Stacey Forte-Dupré calls on Black Episcopalians to take charge of telling their own stories at the Juneteenth celebration on June 17.

She cited the late recording artist Tina Turner, who “was part of building and developing a genre of music; something new, something exciting, something that will last forever, something that is imitated – stolen, if you will – that people want to take credit for.”

Although Turner rebuilt her career and grew into a major star after leaving her abusive husband-manager, media interviewers, instead of focusing on her considerable achievements, chose to constantly ask her about the abuse, Forte-Dupré said. They “always sought to keep her a victim.”

“She hated that. And it was done almost to the day she died. So when … she was brought into the Recording Music Hall of Fame as Tina Turner, she said she was finally recognized for herself, something she had done.”

In the same way, Forte-Dupré said, Black people need to tell their own story. “If we don’t take ownership, someone will decide how to tell our story and no matter how much we accomplish, will always decide what it is that we should look like, sound like, be like, do like.

Guy Leemhuis leads a “Libation to the Ancestors” rite during the Juneteenth service, assisted by Rose West and members of the “Africa in America” dance troupe.

“Our history does not begin in slavery. It will not end in slavery. But we do not erase slavery from our narrative. We are more than that. … It is our lived experiences that make us who we are. … What we have gone through and overcome is part of our testimony. It is part of what makes us unique,” she said.

“Juneteenth is a time of both sacred lament and celebration. And so today, we gather to celebrate; to celebrate freedom. And you need not be African American to celebrate freedom or Juneteenth; we uplift, honor, and tell truth today.

Raising Black visibility in The Episcopal Church

In remarks before the offertory, Leemhuis told the congregation, “The Holy Spirit is calling into this diocese. There’s plenty of work to do for the Union of Black Episcopalians. Please don’t come to me and say, ‘what do we need to do in 2023?’ We have not overcome. We’re celebrating freedom today from slavery. We’re not celebrating absolute freedom. We have a qualified freedom. … We still have to speak out and we still have to make sure that we are not invisible as a community outside in the world and in our church.”

The Andre Dunn Singers perform at the Juneteenth service.

He called on them to invite their friends, their children and their grandchildren to return to church. If each person brought just one other, he said, that would double their presence. “And we go from having 60 to 85 people in the room to having 200 to 300 people in the room and then when we get up to 500 to 600 people in the room and then people are going to start saying, ‘I didn’t know there are that many Black Episcopalians.’”

Adrian Dunn introduces his eponymous gospel ensemble.
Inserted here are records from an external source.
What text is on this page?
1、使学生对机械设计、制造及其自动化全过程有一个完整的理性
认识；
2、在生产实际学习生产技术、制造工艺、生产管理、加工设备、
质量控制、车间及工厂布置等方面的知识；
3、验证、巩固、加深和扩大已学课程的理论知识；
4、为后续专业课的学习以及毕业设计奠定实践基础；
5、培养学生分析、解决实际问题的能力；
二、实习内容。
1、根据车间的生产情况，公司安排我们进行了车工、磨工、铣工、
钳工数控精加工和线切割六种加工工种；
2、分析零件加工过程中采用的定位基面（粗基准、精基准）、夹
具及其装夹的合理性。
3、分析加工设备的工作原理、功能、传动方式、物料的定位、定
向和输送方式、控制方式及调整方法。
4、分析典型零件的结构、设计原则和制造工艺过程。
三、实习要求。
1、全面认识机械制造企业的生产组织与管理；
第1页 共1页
He suggested each congregation acquire a print of the Black Jesus icon written by the Rev. Canon Warner Traynham, retired rector of St. John’s, that was prominently displayed during the service. (For information contact Leemhuis at He also invited everyone to join UBE, “because it’s a new day and we’re on a place that’s moving toward that kaleidoscope God that is going to shine down reign of love on all of us.”
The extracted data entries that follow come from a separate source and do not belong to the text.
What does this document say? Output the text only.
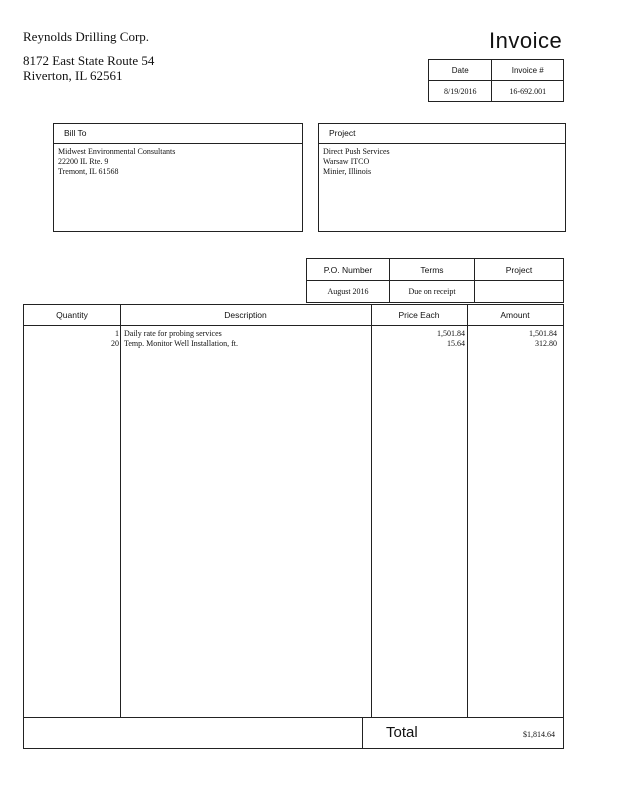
Reynolds Drilling Corp.
8172 East State Route 54
Riverton, IL 62561
Invoice
Date	Invoice #
8/19/2016	16-692.001
Bill To
Midwest Environmental Consultants
22200 IL Rte. 9
Tremont, IL 61568
Project
Direct Push Services
Warsaw ITCO
Minier, Illinois
P.O. Number	Terms	Project
August 2016	Due on receipt	
Quantity	Description	Price Each	Amount
1 Daily rate for probing services	1,501.84	1,501.84
20 Temp. Monitor Well Installation, ft.	15.64	312.80
Total	$1,814.64
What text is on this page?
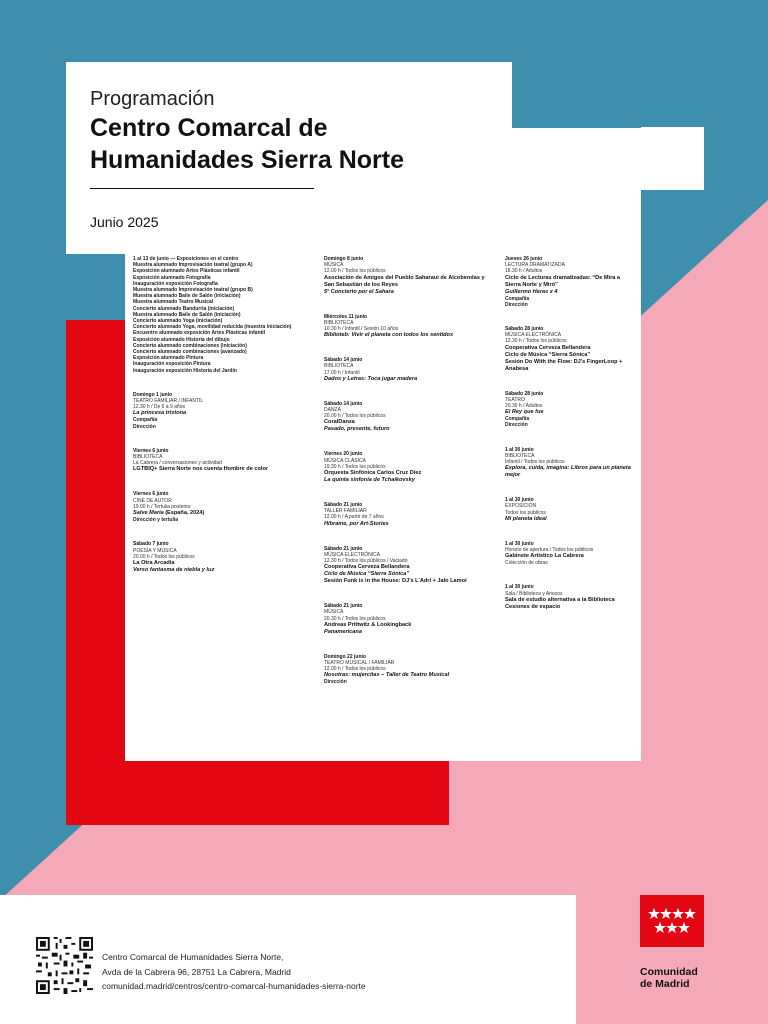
Programación
Centro Comarcal de
Humanidades Sierra Norte
Junio 2025
1 al 13 de junio — Exposiciones en el centro
Muestra alumnado Improvisación teatral (grupo A)
Exposición alumnado Artes Plásticas infantil
Exposición alumnado Fotografía
Inauguración exposición Fotografía
Muestra alumnado Improvisación teatral (grupo B)
Muestra alumnado Baile de Salón (iniciación)
Muestra alumnado Teatro Musical
Concierto alumnado Bandurria (iniciación)
Muestra alumnado Baile de Salón (iniciación)
Concierto alumnado Yoga (iniciación)
Concierto alumnado Yoga, movilidad reducida (muestra iniciación)
Encuentro alumnado exposición Artes Plásticas infantil
Exposición alumnado Historia del dibujo
Concierto alumnado combinaciones (iniciación)
Concierto alumnado combinaciones (avanzado)
Exposición alumnado Pintura
Inauguración exposición Pintura
Inauguración exposición Historia del Jardín
Domingo 1 junio
TEATRO FAMILIAR / INFANTIL
12.30 h / De 6 a 9 años
La princesa tristona
Compañía
Dirección
Viernes 6 junio
BIBLIOTECA
La Cabrera / conversaciones y actividad
LGTBIQ+ Sierra Norte nos cuenta Hombre de color
Viernes 6 junio
CINE DE AUTOR
19.00 h / Tertulia posterior
Salve María (España, 2024)
Dirección y tertulia
Sábado 7 junio
POESÍA Y MÚSICA
20.00 h / Todos los públicos
La Otra Arcadia
Verso fantasma de niebla y luz
Domingo 8 junio
MÚSICA
12.00 h / Todos los públicos
Asociación de Amigos del Pueblo Saharaui de Alcobendas y San Sebastián de los Reyes
5º Concierto por el Sahara
Miércoles 11 junio
BIBLIOTECA
10.30 h / Infantil / Sesión 10 años
Biblioteb: Vivir el planeta con todos los sentidos
Sábado 14 junio
BIBLIOTECA
17.00 h / Infantil
Dados y Letras: Toca jugar madera
Sábado 14 junio
DANZA
20.00 h / Todos los públicos
CoralDanza
Pasado, presente, futuro
Viernes 20 junio
MÚSICA CLÁSICA
19.30 h / Todos los públicos
Orquesta Sinfónica Carlos Cruz Díez
La quinta sinfonía de Tchaikovsky
Sábado 21 junio
TALLER FAMILIAR
12.00 h / A partir de 7 años
Híbrame, por Art-Stories
Sábado 21 junio
MÚSICA ELECTRÓNICA
12.30 h / Todos los públicos / Vaciado
Cooperativa Cerveza Bellandera
Ciclo de Música “Sierra Sónica”
Sesión Funk is in the House: DJ’s L’Adri + Jalo Lamoi
Sábado 21 junio
MÚSICA
20.30 h / Todos los públicos
Andreas Prittwitz & Lookingback
Panamericana
Domingo 22 junio
TEATRO MUSICAL / FAMILIAR
12.00 h / Todos los públicos
Nosotras: mujercitas – Taller de Teatro Musical
Dirección
Jueves 26 junio
LECTURA DRAMATIZADA
18.30 h / Adultos
Ciclo de Lecturas dramatizadas: “De Mira a Sierra Norte y Miró”
Guillermo Heras x 4
Compañía
Dirección
Sábado 28 junio
MÚSICA ELECTRÓNICA
12.30 h / Todos los públicos
Cooperativa Cerveza Bellandera
Ciclo de Música “Sierra Sónica”
Sesión Do With the Flow: DJ’s FingerLoop + Anabesa
Sábado 28 junio
TEATRO
20.30 h / Adultos
El Rey que fue
Compañía
Dirección
1 al 30 junio
BIBLIOTECA
Infantil / Todos los públicos
Explora, cuida, imagina: Libros para un planeta mejor
1 al 30 junio
EXPOSICIÓN
Todos los públicos
Mi planeta ideal
1 al 30 junio
Horario de apertura / Todos los públicos
Gabinete Artístico La Cabrera
Colección de obras
1 al 30 junio
Sala / Biblioteca y Anexos
Sala de estudio alternativa a la Biblioteca
Cesiones de espacio
Centro Comarcal de Humanidades Sierra Norte,
Avda de la Cabrera 96, 28751 La Cabrera, Madrid
comunidad.madrid/centros/centro-comarcal-humanidades-sierra-norte
Comunidad
de Madrid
Forte-Dupré also invited attendees to connect with the Black African Caribbean Ministry of The Episcopal Church’s Province VIII, which she serves as convenor and which meets every six weeks via Zoom. Citing a recent program focused on pioneering Black priest, scholar, civil rights activist and author Pauli Murray, Forte-Dupré said, “We’ve shared information on the province, on governance in the Episcopal Church, on how to gain leadership in the Episcopal Church. So, this is the type of programming that we offer and then we gather to fellowship. We gather to offer words of encouragement, to laugh together, to encourage one another, to keep the faith, to be together [with] black folk across the province. So join us.” (For information, contact Forte-Dupré at

A quilt created by Deacon Jamesetta Hammons drapes the altar of St. John’s Cathedral at the Juneteenth service on June 17. Hammons, a longtime leader of the diocese’s Black community, incorporated quotations and signatures from church leaders into the quilt’s blocks.